I’ll be the first to tell you that the game industry is ultimately about sales and profit, and that it always has to boil down to the business side of affairs. No matter what the conversation is, whether it be the change in direction for a beloved series, the philosophy behind DLC production or the design of a new console, it always has to be about making money.
That’s not exactly a bad thing, despite the connotations. You can have a good studio culture and still have your eyes on those sales figures. In an increasingly entitled world, it’s a common expectation for development studios to do exactly what the fans want, when the fans want, as if they were a charity for the good of the gaming community rather than a business. The fact is that to continue producing the games we love, the studios have to turn a profit, and it’s very easy for fans to lose sight of that.
So what happens when a game performs well but is poorly received by its core audience?
“We’d prefer a game that got a 9 and sold less, than got a 6 but sold more.”
– Stuart Turner, Capcom Europe COO
Capcom has recently addressed the issue in an interview with gamesindustry.biz following Resident Evil 6’s critical panning & glowing reviews for Resident Evil 7, despite RE7 only reaching around 5m of RE6’s 7m sales thus far. On paper it would surely make far more sense to continue producing titles using RE6’s action-oriented formula rather than the claustrophobic return-to-form style of RE7. Popular usage would dictate that core fans want more explosions and guns whilst critics are looking for jump scares, but the truth is far from this.
“While we have shareholders to appease, it’s not just about commercial performance, there is an artistic element that always comes in where we know this is the right way,” said Capcom Europe COO Stuart Turner. “While if we compare RE7 to RE6 the absolute numbers are not the same, in terms of the profitability… it’s completely fine. [RE7] ticked all of our boxes internally. It was really well received. And in some respects, getting some very good review scores counts as much for Capcom as a game that sells millions and millions and millions. We’d prefer a game that got a 9 and sold less, than got a 6 but sold more.”
This is a shining example of a studio listening to their audience for the best possible reasons. It can be very easy to rely on the top review hubs for an accurate representation of what a new game means for its series, but you’ll struggle to get any closer to the truth than that of the core community. As a die-hard Resident Evil fan myself I’ll happily tell you I thoroughly enjoyed RE6. Knowing what I now know about the design and direction of the game I’d still buy it today if it were a new release (in fact I did when it was ported a little over a year ago). However, I’ll also always tell you that it’s not the game that I (and many others) wanted.
When RE6 launched, a standalone title called Revelations had been out on 3DS for several months, and fans immediately cited it as the game RE6 should have been. It was heavily limited by budget and hardware, but had all the key elements nailed down – isolation, tension, limited ammo, the works. Both titles have seen ports since their 2012 release, and yet Revelations has only sold 25% of the units RE6 did. Again, any board room looking at the black-and-white figures would say to do more RE6, but audience awareness and artistic passion prevailed to give us not only the excellent Resident Evil 7, but greenlit an exciting remake of Resident Evil 2 which I’m certain will be just as well-received.
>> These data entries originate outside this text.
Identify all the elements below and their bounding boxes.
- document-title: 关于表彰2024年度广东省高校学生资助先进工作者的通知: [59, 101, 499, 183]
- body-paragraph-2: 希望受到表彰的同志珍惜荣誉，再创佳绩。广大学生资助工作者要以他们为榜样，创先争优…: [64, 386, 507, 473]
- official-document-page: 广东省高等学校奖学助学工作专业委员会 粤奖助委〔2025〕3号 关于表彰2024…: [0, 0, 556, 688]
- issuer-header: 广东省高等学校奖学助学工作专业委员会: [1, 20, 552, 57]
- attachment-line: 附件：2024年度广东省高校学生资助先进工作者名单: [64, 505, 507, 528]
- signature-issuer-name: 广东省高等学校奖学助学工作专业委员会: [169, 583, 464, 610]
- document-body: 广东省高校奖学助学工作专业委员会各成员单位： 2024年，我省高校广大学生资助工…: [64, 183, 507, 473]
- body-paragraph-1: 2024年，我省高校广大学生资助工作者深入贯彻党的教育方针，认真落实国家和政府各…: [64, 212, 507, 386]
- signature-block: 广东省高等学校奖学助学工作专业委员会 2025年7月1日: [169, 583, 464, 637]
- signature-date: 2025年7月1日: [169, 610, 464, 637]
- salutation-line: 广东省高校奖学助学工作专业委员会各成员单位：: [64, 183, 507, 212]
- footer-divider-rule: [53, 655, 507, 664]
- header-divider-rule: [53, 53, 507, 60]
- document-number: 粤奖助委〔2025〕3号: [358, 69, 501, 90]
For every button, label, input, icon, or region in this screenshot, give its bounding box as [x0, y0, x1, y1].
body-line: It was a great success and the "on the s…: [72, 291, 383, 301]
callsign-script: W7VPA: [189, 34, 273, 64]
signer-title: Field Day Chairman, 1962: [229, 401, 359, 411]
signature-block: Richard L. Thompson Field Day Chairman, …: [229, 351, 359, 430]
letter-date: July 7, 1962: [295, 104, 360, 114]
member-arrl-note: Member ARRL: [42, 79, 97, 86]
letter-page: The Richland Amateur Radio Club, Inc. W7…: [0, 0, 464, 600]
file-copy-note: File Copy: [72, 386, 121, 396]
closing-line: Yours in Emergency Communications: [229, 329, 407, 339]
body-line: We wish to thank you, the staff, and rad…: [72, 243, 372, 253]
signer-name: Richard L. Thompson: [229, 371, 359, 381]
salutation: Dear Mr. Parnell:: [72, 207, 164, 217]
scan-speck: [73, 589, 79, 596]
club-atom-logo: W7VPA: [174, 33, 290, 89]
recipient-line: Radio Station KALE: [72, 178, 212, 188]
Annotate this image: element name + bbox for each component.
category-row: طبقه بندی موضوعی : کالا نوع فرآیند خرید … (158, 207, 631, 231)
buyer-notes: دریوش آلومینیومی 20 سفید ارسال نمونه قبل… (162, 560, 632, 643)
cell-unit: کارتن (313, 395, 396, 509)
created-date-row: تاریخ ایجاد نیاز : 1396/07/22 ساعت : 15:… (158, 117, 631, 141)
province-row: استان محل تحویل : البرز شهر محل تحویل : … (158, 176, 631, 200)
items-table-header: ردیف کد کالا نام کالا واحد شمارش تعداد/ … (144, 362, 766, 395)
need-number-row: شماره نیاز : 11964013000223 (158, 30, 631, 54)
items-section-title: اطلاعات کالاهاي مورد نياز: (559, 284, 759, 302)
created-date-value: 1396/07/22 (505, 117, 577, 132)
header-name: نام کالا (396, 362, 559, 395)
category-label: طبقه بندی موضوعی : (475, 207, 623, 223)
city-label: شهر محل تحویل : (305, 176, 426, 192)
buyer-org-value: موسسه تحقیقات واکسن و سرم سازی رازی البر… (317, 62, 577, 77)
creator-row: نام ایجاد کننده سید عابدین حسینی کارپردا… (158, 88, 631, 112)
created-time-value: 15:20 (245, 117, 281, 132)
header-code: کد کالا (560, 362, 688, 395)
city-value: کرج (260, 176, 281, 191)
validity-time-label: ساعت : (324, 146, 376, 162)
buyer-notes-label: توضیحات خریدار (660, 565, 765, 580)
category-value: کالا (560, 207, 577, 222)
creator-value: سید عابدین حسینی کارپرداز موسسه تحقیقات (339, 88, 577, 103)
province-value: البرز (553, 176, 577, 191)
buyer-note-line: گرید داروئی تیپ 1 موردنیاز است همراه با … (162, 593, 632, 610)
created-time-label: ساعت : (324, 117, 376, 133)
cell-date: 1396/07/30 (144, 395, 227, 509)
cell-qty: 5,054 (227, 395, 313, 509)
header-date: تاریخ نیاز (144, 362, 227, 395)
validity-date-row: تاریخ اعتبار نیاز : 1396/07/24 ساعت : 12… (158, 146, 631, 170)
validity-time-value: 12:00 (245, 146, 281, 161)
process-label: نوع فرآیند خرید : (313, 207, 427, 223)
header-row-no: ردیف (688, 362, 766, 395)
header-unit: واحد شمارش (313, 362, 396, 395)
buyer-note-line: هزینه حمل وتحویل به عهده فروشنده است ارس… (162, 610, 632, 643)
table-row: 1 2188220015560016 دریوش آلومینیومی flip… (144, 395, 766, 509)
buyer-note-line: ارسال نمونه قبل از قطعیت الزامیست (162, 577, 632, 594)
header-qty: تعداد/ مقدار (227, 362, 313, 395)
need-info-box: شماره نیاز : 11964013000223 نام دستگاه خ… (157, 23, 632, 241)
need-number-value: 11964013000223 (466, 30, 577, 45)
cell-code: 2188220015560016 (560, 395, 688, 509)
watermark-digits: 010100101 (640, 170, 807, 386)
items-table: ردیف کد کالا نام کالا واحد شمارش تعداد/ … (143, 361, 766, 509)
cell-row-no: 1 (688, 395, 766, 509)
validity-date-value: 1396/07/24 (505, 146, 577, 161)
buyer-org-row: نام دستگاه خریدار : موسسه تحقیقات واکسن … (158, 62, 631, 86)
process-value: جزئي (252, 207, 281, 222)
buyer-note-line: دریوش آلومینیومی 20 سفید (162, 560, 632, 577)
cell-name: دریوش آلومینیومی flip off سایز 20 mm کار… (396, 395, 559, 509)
In fact, it more or less already has. It’s this very reaction which is leading Capcom to talk so openly about their philosophy over sales vs. ratings. Turner later continues in the interview to express how taken aback they were to the reception and pre-orders following the E3 reveal.
Of course it’s not as if this move will cost Capcom anything in the long run. If anything, they stand to make more growth from this than they ever could have by continuing with the RE6 style. Two years after RE6 launched many were talking about the series as though it was on its deathbed. An action-oriented RE7 would certainly have sold at least as much as the real RE7 did, but that would have been the final nail in the coffin for brand identity. Core fans would continue to move onto titles like The Evil Within that embraces the classic RE style and Resident Evil would hold an increasingly smaller group of action fans who could never fully identify with the series.
On this current trajectory, fans are already looking for a Resident Evil 8 now RE7’s return to form (albeit with far less replay value) is being followed up with a classic remade in the style of the legendary RE4.
RE7 was held back by lack of community trust and general hesitancy, a point fully demonstrated by the continued sales stamina it has held for well over a year thanks to its ratings and VR support, likely soon to catch up with RE6’s figures as it is. This time around, the studio’s faith in the fans will deliver results that will more than satisfy shareholders and players alike.
Ultimately this is a story of investment. Nobody should have expected a studio in the position Capcom was in after RE6 to change their style because, alongside RE5 (which followed a similar style), it was one of the best selling titles in the series by a country mile.
Ultimately, I would hope that everyone can take two messages away from this story: it’s an amazing thing when fans get what they want and it works… but it doesn’t mean that route will work every time. Hubris can be extremely dangerous.
RE7 worked, RE2 is almost guaranteed to work, but if we’re not careful RE8 mightn’t be so lucky. Fans know what they like, but what they overlook is the value of mystery and surprise that can only come from passionate developers. The vocal majority has made their impact for the better, now please let the studios take that energy forward and craft something incredible.